В низине после ливня скопилась вода. Машины врезались в топь, буксовали, надрывались, вышвыривали из-под колес черно-красные липкие взрывы. Тонули по самые оси. Шофер, худой и костлявый, вцепился в баранку, двигал не-выбритым кадыком, вращал голубыми глазами. Надсаживался вместе с машиной. Желал пробиться сквозь топь. Сквозь муку и непонимание себя. Что*то хотел отыскать в себе самом, в нем, Боброве, в африканских хлябях и топях. Какую*то истину о себе и о мире.
Колонна надрывалась и билась, пока не подошли трактора. Закрутились, блестя гусеницами. Трактористы набрасывали на крюки тросы, дергали, тянули машины. Проволакивали их по болоту. Выводили на сушь. Провожали до трассы.
Ступин в замызганном «уазике» подхватил Боброва и повез его по проселку среди мокрых кустов. Снова вышли на пойму, но уже не в зелень, не в топь, а на расчерченные квадраты полей, на клетки рисовых чеков. В каналах бежала вода. Маленький, ярко-синий, двигался трактор, чернил за собой борозду. И влажно и сочно сверкнули ряды одинаковых крыш недавно возведенной деревни.
— Когда я сюда подъезжаю, — Ступин щурился на встречное солнце, — такое, знаете, чувство, такой открывается вид, будто это у нас под Москвой, под Кубинкой, где дача моя. Вот, думаю, сейчас подкачу, а мои самоваром меня встретят. Только у нас правее еще церквушка видна.
И он особым зрением видел в мозамбикской деревне на берегу «Лимпопо образ родной стороны.
Они прошли по деревне вдоль новых домов, часть которых еще заселялась. Крестьяне, жившие по округе крохотными хуторками и хижинами, мотыжившие клочки суходола, добывавшие с трудом пропитание, теперь съезжались в крупный поселок. Учились жить сообща, обрабатывать большие наделы, водить трактора, пользоваться благами культуры.

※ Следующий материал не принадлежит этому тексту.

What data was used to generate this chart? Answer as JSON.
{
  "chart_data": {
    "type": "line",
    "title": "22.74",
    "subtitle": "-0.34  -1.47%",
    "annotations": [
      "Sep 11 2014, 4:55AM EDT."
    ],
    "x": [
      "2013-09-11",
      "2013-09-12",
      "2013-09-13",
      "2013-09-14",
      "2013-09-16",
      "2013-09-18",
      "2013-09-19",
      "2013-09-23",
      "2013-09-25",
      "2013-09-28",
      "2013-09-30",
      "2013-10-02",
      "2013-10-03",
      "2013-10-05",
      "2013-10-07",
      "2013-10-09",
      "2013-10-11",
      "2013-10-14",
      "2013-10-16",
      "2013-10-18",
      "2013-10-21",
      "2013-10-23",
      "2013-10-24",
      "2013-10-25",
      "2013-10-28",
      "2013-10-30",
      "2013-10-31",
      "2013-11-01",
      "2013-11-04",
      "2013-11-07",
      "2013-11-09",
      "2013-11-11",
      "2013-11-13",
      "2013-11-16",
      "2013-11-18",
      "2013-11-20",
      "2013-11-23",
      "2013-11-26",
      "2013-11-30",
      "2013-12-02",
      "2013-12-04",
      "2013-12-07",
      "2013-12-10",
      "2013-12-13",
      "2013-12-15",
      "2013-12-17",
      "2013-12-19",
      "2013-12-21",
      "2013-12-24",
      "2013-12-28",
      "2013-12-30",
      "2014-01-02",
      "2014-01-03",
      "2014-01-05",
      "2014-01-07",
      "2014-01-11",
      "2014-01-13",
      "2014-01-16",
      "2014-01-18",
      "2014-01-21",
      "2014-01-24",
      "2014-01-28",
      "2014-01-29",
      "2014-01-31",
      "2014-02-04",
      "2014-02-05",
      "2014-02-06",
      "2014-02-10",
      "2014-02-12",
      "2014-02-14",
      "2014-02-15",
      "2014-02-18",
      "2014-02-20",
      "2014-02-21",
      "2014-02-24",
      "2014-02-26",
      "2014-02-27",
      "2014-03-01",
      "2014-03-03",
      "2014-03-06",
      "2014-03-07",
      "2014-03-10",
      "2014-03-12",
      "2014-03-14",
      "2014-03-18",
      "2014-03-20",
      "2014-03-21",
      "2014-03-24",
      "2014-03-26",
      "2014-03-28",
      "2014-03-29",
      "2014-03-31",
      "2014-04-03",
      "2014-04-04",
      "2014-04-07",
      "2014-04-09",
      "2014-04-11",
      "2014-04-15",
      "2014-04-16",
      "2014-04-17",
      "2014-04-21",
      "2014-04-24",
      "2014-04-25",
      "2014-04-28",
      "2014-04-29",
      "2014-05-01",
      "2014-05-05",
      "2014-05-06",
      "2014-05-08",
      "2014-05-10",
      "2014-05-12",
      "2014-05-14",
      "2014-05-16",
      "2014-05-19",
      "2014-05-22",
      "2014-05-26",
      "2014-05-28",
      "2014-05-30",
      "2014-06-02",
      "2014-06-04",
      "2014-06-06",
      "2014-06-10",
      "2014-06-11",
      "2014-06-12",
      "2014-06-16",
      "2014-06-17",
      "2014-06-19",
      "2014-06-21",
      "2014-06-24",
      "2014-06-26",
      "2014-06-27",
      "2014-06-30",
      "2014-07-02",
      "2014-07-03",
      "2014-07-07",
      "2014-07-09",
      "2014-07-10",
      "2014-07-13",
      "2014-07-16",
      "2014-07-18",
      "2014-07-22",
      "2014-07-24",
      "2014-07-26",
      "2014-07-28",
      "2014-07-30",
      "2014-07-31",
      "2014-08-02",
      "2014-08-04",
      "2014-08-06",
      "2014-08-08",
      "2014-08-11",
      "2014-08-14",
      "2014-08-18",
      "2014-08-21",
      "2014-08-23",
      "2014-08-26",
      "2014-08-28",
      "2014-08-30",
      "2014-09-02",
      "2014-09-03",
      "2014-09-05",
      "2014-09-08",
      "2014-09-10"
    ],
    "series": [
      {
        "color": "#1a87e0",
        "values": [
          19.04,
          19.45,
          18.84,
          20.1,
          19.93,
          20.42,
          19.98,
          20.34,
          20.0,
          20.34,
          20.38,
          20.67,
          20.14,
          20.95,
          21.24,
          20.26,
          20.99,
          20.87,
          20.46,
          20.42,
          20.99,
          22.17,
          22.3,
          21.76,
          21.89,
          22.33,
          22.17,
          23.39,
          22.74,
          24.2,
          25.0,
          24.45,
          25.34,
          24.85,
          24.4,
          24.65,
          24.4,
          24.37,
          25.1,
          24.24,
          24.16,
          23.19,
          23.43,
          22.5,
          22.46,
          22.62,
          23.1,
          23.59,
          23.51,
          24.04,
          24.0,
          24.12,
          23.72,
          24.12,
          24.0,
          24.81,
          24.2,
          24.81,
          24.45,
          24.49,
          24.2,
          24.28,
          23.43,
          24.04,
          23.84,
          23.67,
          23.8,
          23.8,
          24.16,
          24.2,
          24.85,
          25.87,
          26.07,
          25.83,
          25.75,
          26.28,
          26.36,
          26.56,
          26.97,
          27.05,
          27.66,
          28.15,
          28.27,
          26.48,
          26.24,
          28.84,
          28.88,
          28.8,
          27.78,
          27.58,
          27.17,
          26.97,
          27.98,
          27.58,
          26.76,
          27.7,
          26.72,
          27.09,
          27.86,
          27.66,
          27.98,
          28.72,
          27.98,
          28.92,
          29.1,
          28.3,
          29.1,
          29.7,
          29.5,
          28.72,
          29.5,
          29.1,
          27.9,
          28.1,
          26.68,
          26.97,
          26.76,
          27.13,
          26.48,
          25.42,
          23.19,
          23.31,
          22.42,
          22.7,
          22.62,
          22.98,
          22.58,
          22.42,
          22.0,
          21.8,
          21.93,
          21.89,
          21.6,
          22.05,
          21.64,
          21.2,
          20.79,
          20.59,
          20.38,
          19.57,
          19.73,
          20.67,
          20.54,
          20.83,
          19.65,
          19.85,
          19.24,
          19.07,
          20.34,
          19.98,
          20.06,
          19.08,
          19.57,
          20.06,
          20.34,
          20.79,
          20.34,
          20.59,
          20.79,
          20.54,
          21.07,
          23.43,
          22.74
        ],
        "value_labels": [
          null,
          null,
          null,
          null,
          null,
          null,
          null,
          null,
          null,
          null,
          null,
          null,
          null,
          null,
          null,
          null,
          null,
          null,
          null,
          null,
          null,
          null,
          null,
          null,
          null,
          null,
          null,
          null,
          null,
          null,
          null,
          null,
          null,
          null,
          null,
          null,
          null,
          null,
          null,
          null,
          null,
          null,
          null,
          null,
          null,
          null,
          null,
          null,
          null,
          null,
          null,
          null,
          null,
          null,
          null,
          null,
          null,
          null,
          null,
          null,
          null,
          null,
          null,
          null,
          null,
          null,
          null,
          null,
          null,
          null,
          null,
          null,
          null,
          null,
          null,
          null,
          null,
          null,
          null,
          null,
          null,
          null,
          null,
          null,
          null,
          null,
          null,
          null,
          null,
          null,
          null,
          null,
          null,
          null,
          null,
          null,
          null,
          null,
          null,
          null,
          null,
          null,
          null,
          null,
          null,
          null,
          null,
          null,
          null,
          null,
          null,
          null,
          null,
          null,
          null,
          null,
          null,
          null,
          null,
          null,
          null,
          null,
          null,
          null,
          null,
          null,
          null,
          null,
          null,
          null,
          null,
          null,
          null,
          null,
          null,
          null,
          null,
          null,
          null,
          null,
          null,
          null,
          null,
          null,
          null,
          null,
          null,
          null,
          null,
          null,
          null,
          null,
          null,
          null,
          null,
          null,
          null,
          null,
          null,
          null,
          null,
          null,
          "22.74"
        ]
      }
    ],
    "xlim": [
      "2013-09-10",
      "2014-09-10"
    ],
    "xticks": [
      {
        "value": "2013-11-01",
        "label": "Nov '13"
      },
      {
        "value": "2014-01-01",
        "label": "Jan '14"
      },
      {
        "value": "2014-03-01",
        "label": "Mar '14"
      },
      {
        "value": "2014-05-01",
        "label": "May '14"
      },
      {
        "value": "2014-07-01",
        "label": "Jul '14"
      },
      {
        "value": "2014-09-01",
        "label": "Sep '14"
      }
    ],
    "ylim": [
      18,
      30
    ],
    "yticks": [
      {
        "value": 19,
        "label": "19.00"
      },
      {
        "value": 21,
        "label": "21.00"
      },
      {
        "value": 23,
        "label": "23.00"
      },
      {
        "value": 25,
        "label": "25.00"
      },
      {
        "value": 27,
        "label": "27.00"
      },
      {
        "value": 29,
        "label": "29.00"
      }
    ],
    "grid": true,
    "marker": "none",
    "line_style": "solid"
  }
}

Дом, в который они заглянули, приглашенные приветливым молодым африканцем, был вместилищем двух эпох. Во дворе стояла деревянная ступа, выточенная из древней колоды, похожая на идола, белесая от въевшейся муки, окаменевшая от бесчисленных, уплотнивших ее ударов. В углу скопились мотыги, вырезанные из твердого корня, без гвоздя и железа. Лежал деревянный, с обвисшей тетивой, охотничий лук. Старик с трахомными глазами, с костяшками тонких колен и подведенными ребрами, сидел в тени, чуть прикрытый ветхими тканями. Стоянка времен неолита. Муляж в музее истории. И тут же, в другом углу, юноша в красной рубахе перебирал мотороллер, раскладывал на куске нейлона детали. Цепко, зорко оглядывал хромированные элементы.
В комнате на полу лежала циновка, стояли глиняные и деревянные миски с остатками скудной трапезы. Голые ребятишки подняли от пола встревоженные белоглазые лица. И тут же — стол со стопками книг, антенна транзистора. Подросток, видимо школьник, опрятно одетый, приветствовал их любезным поклоном.
С потолка свисала электрическая лампочка, окруженная рукодельным, из камыша, абажуром. Висел портрет Саморы Машела в рамке с наклеенными камушками и ракушками. Похожими на амулеты.
Два уклада, два образа жизни сошлись под единым кровом. В этом доме без выстрелов, без пролития крови, осуществлялся перелом бытия. Так когда*то в России бородатый мужик ставил на божницу портрет Ильича, тушил лучину в светлице и ввинчивал первую лампочку, заносил обутую в лапоть стопу над стальной педалью «фордзона»
Тот давнишний пример революции, рожденной в русской истории, через столько лет повторился здесь, в Мозамбике.